An Adaptive Lossless Data Compression Scheme for Wireless Sensor Networks

1Department of Electrical and Electronics Engineering, The University of Nottingham, Malaysia Campus, Jalan Broga, Selangor Darul Ehsan, 43500 Semenyih, Malaysia
2School of Engineering, Edith Cowan University, Joondalup, WA 6027, Australia
3School of Computer Technology, Sunway University, 5 Jalan Universiti, Bandar Sunway, Selangor, 46150 Petaling Jaya, Malaysia

Received 4 July 2012; Revised 10 September 2012; Accepted 10 September 2012

Academic Editor: Eugenio Martinelli

Copyright © 2012 Jonathan Gana Kolo et al. This is an open access article distributed under the Creative Commons Attribution License, which permits unrestricted use, distribution, and reproduction in any medium, provided the original work is properly cited.

Abstract

Energy is an important consideration in the design and deployment of wireless sensor networks (WSNs) since sensor nodes are typically powered by batteries with limited capacity. Since the communication unit on a wireless sensor node is the major power consumer, data compression is one of possible techniques that can help reduce the amount of data exchanged between wireless sensor nodes resulting in power saving. However, wireless sensor networks possess significant limitations in communication, processing, storage, bandwidth, and power.

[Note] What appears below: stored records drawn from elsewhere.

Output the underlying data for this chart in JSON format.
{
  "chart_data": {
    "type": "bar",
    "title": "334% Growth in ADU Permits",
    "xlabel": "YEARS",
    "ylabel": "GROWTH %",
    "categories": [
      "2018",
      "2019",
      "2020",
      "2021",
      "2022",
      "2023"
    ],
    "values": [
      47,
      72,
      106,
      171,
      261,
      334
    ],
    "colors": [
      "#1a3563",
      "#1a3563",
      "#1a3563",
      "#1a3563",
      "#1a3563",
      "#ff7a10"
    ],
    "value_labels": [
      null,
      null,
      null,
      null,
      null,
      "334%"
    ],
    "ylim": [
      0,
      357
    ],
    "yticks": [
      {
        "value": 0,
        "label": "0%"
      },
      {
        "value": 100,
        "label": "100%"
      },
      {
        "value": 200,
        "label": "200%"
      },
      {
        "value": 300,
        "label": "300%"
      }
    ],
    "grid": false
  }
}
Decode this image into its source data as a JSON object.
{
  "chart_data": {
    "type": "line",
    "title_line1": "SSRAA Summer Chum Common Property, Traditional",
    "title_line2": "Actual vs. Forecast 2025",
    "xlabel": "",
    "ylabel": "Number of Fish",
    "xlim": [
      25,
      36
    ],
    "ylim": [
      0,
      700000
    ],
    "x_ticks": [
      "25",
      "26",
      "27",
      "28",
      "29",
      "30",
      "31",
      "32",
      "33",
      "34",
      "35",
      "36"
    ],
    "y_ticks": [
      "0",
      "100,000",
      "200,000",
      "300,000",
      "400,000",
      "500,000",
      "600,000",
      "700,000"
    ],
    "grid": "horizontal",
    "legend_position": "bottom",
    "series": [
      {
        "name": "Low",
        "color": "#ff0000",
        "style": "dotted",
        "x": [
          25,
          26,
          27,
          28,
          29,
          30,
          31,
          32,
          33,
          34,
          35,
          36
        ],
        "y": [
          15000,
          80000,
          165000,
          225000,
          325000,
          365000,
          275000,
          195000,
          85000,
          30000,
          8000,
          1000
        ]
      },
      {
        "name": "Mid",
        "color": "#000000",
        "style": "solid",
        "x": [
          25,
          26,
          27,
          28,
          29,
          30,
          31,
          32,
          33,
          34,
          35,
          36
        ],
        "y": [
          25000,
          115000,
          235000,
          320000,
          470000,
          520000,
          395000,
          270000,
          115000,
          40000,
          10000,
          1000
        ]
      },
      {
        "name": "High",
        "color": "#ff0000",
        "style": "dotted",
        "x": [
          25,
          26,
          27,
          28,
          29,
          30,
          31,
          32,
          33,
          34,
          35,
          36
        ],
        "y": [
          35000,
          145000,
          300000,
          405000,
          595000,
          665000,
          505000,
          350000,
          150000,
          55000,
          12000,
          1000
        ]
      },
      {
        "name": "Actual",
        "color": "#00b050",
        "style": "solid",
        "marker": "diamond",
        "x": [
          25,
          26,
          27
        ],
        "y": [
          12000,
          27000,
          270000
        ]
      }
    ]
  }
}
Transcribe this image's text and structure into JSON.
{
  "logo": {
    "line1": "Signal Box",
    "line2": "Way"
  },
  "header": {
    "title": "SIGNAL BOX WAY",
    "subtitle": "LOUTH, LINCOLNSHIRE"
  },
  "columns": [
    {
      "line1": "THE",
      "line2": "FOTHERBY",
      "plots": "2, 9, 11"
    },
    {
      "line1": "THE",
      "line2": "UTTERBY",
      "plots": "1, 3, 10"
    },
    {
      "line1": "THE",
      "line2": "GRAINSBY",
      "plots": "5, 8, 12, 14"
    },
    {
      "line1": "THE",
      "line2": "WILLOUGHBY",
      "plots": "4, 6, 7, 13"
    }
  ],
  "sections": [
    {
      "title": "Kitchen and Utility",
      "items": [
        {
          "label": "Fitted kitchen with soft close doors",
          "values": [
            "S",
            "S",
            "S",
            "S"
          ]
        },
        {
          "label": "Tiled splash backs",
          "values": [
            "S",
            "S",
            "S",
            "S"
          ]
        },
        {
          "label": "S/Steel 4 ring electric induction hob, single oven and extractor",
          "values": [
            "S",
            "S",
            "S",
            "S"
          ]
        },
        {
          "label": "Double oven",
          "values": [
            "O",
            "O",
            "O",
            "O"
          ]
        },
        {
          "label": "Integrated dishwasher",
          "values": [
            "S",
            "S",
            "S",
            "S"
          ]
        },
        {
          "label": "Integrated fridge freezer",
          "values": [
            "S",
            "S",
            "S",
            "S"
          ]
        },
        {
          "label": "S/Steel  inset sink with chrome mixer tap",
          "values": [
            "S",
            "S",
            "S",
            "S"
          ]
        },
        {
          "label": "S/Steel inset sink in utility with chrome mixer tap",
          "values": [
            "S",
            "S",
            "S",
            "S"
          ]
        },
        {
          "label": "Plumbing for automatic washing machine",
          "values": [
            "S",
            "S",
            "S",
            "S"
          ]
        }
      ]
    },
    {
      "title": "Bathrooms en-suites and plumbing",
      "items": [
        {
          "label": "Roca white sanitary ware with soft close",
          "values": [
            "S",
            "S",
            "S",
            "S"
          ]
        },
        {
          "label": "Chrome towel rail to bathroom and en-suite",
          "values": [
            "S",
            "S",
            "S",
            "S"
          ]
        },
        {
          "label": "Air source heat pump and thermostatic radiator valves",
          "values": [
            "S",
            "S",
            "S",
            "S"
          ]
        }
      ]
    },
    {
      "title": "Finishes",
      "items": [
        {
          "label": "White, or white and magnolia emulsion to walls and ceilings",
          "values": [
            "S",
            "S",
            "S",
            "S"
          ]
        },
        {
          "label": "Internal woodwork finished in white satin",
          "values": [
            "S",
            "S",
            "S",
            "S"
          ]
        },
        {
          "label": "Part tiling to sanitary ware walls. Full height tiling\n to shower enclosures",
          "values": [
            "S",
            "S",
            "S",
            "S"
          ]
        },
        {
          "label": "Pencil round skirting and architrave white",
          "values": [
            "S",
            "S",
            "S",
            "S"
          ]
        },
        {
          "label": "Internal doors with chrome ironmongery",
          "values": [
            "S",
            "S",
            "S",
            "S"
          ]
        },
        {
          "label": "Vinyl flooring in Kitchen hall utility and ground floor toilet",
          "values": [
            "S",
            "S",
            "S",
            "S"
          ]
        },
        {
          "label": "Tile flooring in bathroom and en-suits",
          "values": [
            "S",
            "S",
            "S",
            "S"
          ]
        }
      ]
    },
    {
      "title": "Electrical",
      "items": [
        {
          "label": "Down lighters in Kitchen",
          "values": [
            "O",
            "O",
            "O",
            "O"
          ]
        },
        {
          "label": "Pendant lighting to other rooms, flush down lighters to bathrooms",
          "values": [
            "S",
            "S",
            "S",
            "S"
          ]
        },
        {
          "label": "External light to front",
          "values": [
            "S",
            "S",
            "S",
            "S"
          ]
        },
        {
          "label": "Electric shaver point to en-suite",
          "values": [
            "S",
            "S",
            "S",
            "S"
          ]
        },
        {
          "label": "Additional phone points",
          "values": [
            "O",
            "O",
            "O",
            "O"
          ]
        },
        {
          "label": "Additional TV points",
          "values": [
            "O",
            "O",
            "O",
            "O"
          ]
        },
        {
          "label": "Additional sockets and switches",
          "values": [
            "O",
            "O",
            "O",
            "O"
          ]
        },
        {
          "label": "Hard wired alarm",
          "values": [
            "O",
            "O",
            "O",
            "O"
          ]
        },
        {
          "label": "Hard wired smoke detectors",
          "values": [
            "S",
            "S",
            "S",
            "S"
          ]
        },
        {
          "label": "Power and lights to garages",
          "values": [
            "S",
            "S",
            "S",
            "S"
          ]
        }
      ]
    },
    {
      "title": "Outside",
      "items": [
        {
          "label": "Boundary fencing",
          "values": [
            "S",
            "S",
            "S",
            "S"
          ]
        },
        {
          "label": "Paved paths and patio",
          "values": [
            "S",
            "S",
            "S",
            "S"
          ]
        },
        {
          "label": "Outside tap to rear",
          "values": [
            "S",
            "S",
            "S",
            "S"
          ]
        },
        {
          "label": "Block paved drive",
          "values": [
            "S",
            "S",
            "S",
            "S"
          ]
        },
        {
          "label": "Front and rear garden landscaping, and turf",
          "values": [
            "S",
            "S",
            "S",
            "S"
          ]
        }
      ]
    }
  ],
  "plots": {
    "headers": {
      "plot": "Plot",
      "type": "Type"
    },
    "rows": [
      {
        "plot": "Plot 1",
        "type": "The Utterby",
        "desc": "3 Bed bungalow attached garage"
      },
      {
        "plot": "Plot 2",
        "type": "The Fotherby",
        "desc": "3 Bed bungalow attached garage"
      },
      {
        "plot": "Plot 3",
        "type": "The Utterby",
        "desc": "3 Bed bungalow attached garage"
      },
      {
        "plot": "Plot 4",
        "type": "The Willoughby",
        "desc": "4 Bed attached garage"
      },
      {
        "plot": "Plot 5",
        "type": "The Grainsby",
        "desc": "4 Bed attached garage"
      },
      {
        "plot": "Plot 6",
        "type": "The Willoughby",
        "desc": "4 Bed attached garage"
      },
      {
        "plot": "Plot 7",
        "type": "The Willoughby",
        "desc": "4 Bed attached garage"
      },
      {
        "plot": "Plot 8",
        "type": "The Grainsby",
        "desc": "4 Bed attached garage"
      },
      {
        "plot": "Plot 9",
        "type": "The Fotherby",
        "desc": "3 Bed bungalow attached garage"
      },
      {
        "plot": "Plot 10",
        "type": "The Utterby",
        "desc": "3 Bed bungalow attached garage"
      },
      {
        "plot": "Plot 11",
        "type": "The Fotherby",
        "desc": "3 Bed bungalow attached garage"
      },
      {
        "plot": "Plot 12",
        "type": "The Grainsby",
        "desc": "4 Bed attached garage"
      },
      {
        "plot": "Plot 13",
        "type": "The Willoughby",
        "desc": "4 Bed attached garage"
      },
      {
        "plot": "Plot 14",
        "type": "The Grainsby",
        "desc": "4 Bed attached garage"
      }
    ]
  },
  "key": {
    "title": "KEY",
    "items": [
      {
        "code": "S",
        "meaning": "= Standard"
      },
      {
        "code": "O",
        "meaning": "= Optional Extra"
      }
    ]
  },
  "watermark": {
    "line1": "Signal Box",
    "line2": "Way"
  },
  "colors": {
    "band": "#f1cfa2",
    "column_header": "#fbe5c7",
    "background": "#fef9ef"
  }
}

Thus, any data compression scheme proposed for WSNs must be lightweight. In this paper, we present an adaptive lossless data compression (ALDC) algorithm for wireless sensor networks. Our proposed ALDC scheme performs compression losslessly using multiple code options. Adaptive compression schemes allow compression to dynamically adjust to a changing source. The data sequence to be compressed is partitioned into blocks, and the optimal compression scheme is applied for each block. Using various real-world sensor datasets we demonstrate the merits of our proposed compression algorithm in comparison with other recently proposed lossless compression algorithms for WSNs.